フォーランドフォレックスが迷走(と悪いですが言わせてもらいます)を始めたのは、2011年初頭です。1万通貨の1決済につき100円払うと言い出したのです。ただ、対象通貨にドル/円はありませんでした。しかし、豪ドル/円もあったし、ポンド/円、NZドル/円もあったのです。そして何よりお得だったのが、ランド/円でも1万通貨単位での計算だったのです。

 

ランド/円は、他の通貨の10分の1くらいの値段なので、普通トレーダーは、10万通貨買います。だから、フォーランドフォレックスの言い出したキャンペーンでは、1決済につき1,000円もらえることに成ります。

 

このキャンペーンに乗っかっていた頃の私がスキャルピングトレードを好んでいた時の頂点だったと思います。
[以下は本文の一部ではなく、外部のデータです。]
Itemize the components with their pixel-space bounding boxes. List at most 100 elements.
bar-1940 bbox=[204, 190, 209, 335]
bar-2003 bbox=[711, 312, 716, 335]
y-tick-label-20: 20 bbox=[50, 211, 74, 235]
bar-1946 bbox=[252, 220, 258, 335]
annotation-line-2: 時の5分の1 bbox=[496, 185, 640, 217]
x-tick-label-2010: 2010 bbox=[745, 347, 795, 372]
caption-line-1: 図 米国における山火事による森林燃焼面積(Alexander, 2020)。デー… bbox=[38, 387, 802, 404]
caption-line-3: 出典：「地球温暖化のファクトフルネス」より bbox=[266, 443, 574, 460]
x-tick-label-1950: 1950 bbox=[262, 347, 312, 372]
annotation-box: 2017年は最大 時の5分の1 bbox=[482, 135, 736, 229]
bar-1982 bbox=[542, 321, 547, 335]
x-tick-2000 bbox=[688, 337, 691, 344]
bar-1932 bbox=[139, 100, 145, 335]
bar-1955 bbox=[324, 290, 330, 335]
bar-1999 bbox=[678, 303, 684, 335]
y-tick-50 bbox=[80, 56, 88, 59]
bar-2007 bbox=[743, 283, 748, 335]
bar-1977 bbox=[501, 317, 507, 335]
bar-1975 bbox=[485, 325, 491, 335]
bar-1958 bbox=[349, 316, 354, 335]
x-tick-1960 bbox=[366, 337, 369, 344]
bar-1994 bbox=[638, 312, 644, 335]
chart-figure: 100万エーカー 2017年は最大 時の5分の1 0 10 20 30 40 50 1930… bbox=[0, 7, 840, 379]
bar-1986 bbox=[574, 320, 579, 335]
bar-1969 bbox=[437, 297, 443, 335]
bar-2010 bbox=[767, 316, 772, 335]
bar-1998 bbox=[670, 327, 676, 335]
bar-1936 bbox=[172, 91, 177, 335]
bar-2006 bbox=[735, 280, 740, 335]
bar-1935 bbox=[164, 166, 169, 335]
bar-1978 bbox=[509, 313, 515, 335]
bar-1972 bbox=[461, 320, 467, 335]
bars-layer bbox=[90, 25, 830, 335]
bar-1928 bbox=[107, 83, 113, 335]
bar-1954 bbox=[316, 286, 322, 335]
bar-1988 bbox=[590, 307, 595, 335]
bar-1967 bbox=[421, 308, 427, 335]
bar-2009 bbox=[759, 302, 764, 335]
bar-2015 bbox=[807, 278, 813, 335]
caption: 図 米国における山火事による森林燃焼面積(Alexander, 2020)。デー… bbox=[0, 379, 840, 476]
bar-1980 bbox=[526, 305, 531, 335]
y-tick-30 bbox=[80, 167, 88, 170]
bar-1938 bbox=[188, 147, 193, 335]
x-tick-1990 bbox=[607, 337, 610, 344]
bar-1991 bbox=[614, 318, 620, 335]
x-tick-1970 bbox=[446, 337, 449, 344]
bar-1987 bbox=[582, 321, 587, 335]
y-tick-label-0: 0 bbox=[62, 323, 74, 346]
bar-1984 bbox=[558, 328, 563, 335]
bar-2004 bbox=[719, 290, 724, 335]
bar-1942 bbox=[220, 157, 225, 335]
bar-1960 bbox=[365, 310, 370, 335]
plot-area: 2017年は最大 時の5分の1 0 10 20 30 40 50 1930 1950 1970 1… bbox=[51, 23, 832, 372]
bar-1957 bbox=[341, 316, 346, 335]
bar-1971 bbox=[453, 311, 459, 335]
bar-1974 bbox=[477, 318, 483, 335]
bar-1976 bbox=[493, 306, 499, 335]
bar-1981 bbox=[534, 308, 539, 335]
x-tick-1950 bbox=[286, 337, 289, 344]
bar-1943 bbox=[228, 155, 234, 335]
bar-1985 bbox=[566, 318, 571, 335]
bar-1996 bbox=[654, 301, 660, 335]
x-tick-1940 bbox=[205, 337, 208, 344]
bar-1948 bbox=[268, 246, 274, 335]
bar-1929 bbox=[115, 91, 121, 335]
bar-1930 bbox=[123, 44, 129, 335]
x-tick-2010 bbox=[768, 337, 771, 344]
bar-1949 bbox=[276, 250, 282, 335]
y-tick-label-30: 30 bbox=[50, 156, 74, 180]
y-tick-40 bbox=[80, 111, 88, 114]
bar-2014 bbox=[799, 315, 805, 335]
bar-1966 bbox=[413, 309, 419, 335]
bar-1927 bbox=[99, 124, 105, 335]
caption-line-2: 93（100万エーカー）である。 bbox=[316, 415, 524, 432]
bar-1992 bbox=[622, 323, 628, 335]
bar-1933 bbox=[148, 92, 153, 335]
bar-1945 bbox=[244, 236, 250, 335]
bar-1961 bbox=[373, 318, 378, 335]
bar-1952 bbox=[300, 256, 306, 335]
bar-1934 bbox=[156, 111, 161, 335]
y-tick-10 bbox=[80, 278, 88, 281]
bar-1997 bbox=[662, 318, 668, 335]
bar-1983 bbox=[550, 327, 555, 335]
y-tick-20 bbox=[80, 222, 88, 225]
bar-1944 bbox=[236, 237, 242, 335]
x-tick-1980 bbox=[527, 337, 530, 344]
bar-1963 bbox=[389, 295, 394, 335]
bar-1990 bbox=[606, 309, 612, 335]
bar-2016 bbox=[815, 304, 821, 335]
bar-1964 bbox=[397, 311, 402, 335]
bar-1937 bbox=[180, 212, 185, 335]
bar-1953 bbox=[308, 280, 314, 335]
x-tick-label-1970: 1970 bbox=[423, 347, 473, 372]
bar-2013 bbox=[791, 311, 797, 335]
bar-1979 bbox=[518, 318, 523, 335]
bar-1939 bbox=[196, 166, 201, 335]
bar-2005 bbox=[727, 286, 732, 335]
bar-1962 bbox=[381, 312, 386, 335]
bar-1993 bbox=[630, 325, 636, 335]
すぐ2万、3万、溜まってい行くので、帰宅後すぐに寒い部屋の中でパソコンを開けてトレードをしていました。

 


・そしてフォーランドは力尽きた。


(画像出典:pasotraspaso)

 

こんな大盤振る舞いのキャンペーンをするFX会社が存続できるはずがありません。何か、夏が終えてボロボロのセミが落下して行くかのように、フォーランドフォレックスは力尽きて外資に買収されて行きました。それが、口座管理料で悪名を馳せたFXCMです。

 

買収は2011年10月13日に成立しました。

 

ザイFXさんは、この買収劇を「FX業界再編の動き。FXCMジャパン証券がフォーランドフォレックスの買収を完了!」と、あくまでFXCMを主語にして報じました。しかし恐らく実態はそうではなかったでしょう。主語はフォーランドの方です。フォーランドフォレックスが、無理なキャンペーンが祟って(たたって)力尽きたのです。あるいは、買収を予期した社員たちの、独立へ向けての最後の抵抗だったのかも知れません。